Москва, то есть знакомая мне среда в Москве, не могла мне не показаться другою.
Ведь я провел четыре года самой впечатлительной поры жизни на окраине, не имевшей ничего общего с Москвою; и вот, что прежде
меня привлекало на родине, потому что известно было только с одной привлекательной стороны, то сделалось противным чрез сравнение, открывшее мне глаза.
И пятинедельное мое пребывание в Москве ознаменовалось целым рядом стычек. Куда бы я ни являлся, везде я находил случай осмеять московские предрассудки, прогуляться на счет московской отсталости и косности, сравнять московское с прибалтийским, то есть чисто европейским, и отдать ему явное преимущество.
Матушку я хотел уверить, что немцы-протестанты лучше, что вера их умнее нашей, и как обыкновенно одна глупость рождает другую, то я, споря и горячась, перешагнул от религии к родительской и детской любви и довел любившую меня горячо старушку до слез.
– Как это ты не боишься Бога – приравнивать материнскую любовь к собачьей и кошачьей! Разве собака и кошка могут любить своих щенят и котят, как мать любит своего ребенка? Значит, у вас теперь мать – все равно что сука или кошка?

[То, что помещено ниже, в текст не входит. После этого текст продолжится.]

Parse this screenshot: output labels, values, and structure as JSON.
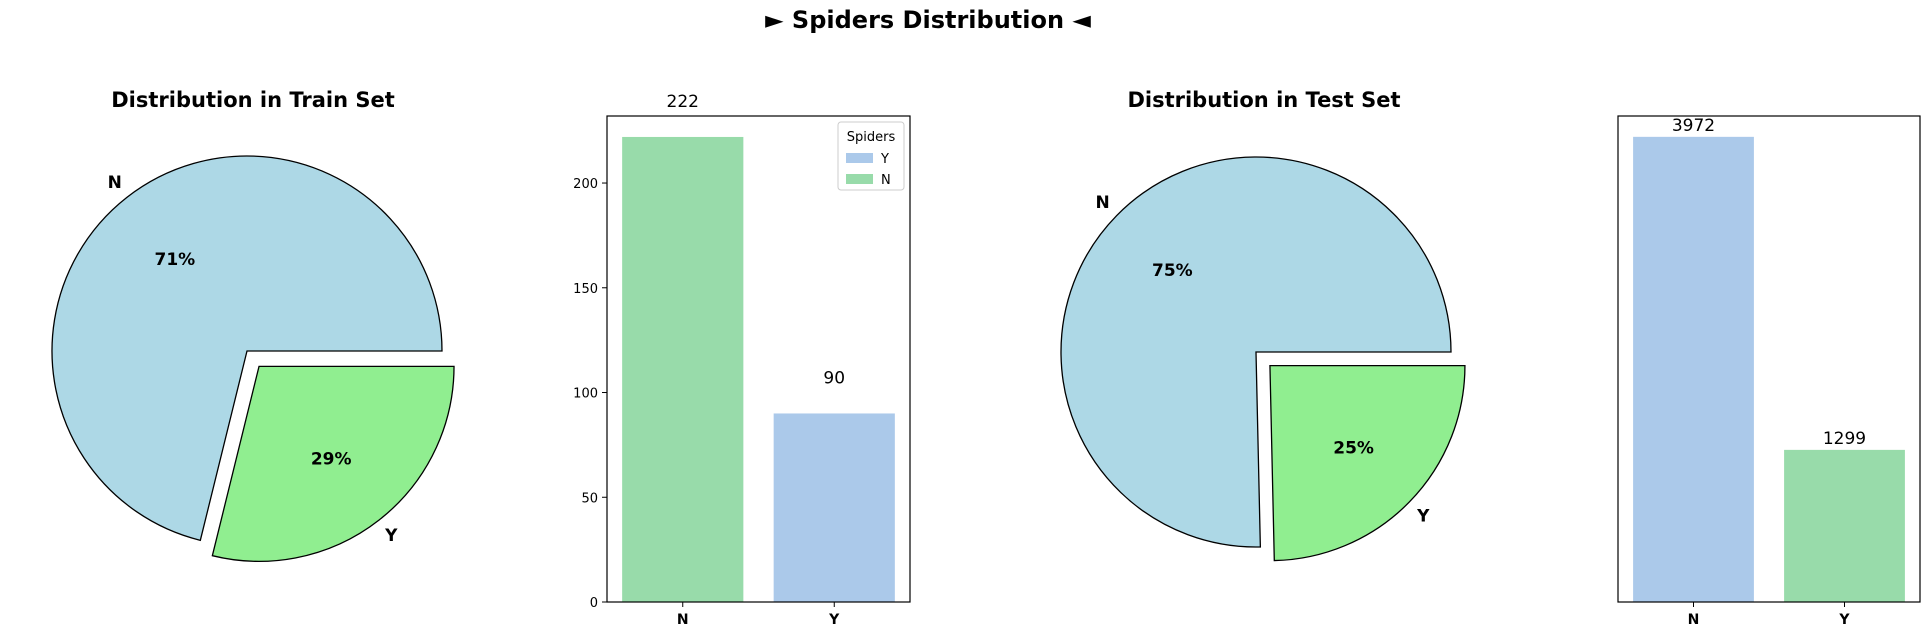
{
  "figure_title": "► Spiders Distribution ◄",
  "colors": {
    "pie_n": "#add8e6",
    "pie_y": "#90ee90",
    "bar_blue": "#abc9ea",
    "bar_green": "#98dbaa"
  },
  "chart_data": [
    {
      "type": "pie",
      "title": "Distribution in Train Set",
      "labels": [
        "N",
        "Y"
      ],
      "values": [
        222,
        90
      ],
      "percent_labels": [
        "71%",
        "29%"
      ],
      "explode": [
        0,
        0.1
      ]
    },
    {
      "type": "bar",
      "categories": [
        "N",
        "Y"
      ],
      "values": [
        222,
        90
      ],
      "value_labels": [
        "222",
        "90"
      ],
      "bar_colors": [
        "bar_green",
        "bar_blue"
      ],
      "ylim": [
        0,
        232
      ],
      "yticks": [
        0,
        50,
        100,
        150,
        200
      ],
      "yticks_visible": true,
      "legend": {
        "title": "Spiders",
        "entries": [
          "Y",
          "N"
        ],
        "entry_colors": [
          "bar_blue",
          "bar_green"
        ],
        "placement": "upper right"
      }
    },
    {
      "type": "pie",
      "title": "Distribution in Test Set",
      "labels": [
        "N",
        "Y"
      ],
      "values": [
        3972,
        1299
      ],
      "percent_labels": [
        "75%",
        "25%"
      ],
      "explode": [
        0,
        0.1
      ]
    },
    {
      "type": "bar",
      "categories": [
        "N",
        "Y"
      ],
      "values": [
        3972,
        1299
      ],
      "value_labels": [
        "3972",
        "1299"
      ],
      "bar_colors": [
        "bar_blue",
        "bar_green"
      ],
      "ylim": [
        0,
        4150
      ],
      "yticks": [],
      "yticks_visible": false,
      "legend": null
    }
  ]
}
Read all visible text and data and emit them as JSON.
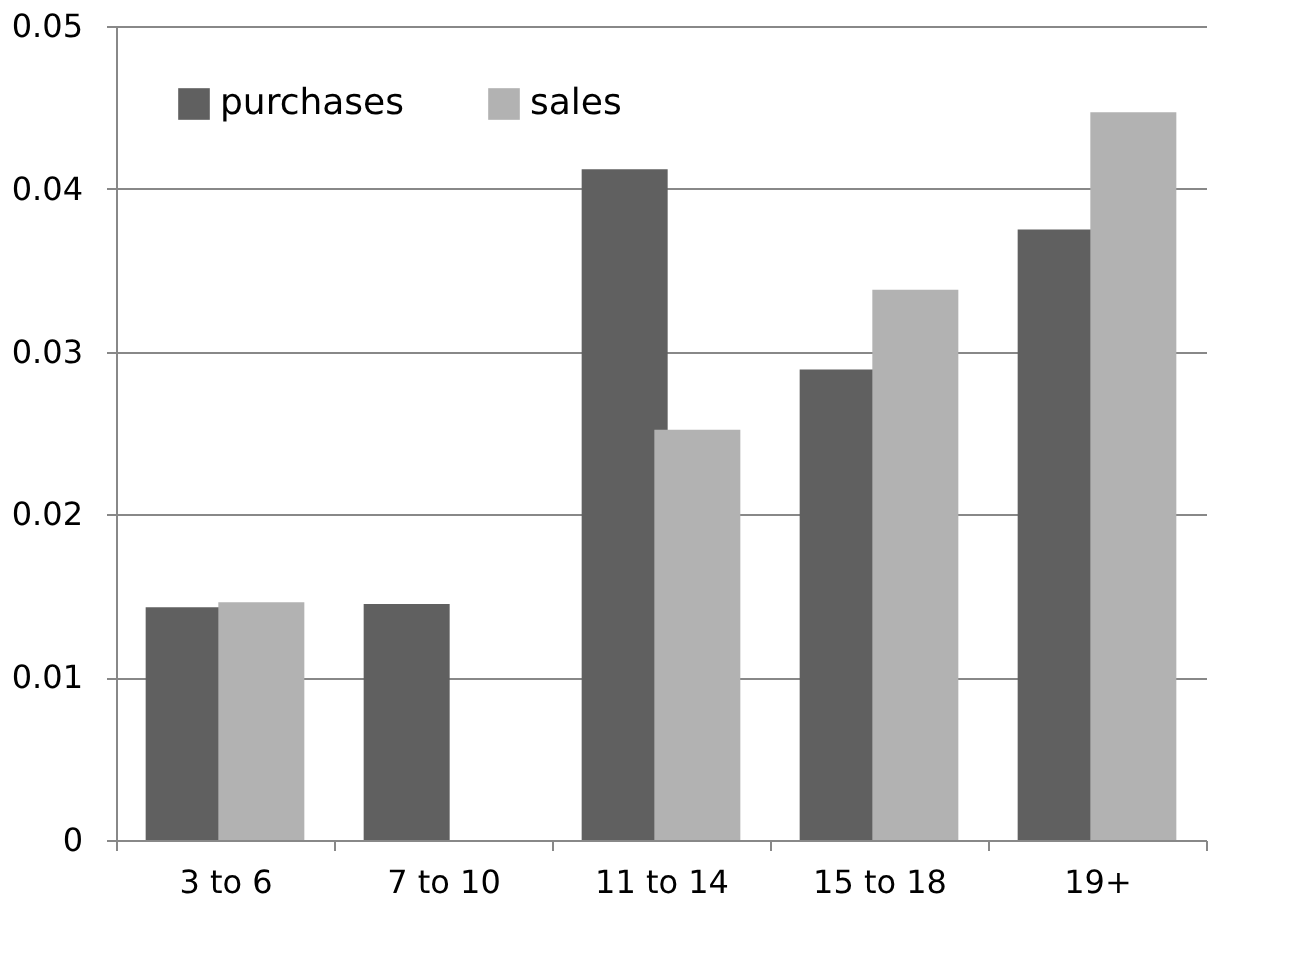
{
  "chart_data": {
    "type": "bar",
    "categories": [
      "3  to 6",
      "7 to 10",
      "11 to 14",
      "15 to 18",
      "19+"
    ],
    "series": [
      {
        "name": "purchases",
        "color": "#606060",
        "values": [
          0.0143,
          0.0145,
          0.0412,
          0.0289,
          0.0375
        ]
      },
      {
        "name": "sales",
        "color": "#b2b2b2",
        "values": [
          0.0146,
          null,
          0.0252,
          0.0338,
          0.0447
        ]
      }
    ],
    "ylim": [
      0,
      0.05
    ],
    "yticks": [
      0,
      0.01,
      0.02,
      0.03,
      0.04,
      0.05
    ],
    "grid": "y",
    "legend": "top left"
  }
}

Так пеняла мне мать. Наконец, мне стало жаль и стало совестно. Споры с матерью я прекратил; разгорячившийся дух противоречия не скоро угомонишь, и я начал вымещать его на других, при каждом удобном случае; а случай представлялся на каждом шагу.
Сделал я визит экзаменовавшему меня из хирургии на лекаря профессору Альфонскому (потом ректору). Он начинает спрашивать про обсерваторию, про знаменитый рефрактор в Дерпте, в то время едва ли не единственный в России. Я с восторгом описываю виденное мною на дерптской обсерватории, а Альфонский преравнодушно говорит мне.
– Знаете что: я, признаться, не верю во все эти астрономические забавы; кто их там разберет, все эти небесные тела!
Потом перешли к хирургии и именно затронули мой любимый конек – перевязку больших артерий.
– Знаете что, – говорит опять Альфонский, – я не верю всем этим историям о перевязке подвздошной, наружной или там подключичной артерии; бумага все терпит.
Я чуть не ахнул вслух.
Ну, такой отсталости я себе и вообразить не мог в ученом сословии, у профессоров.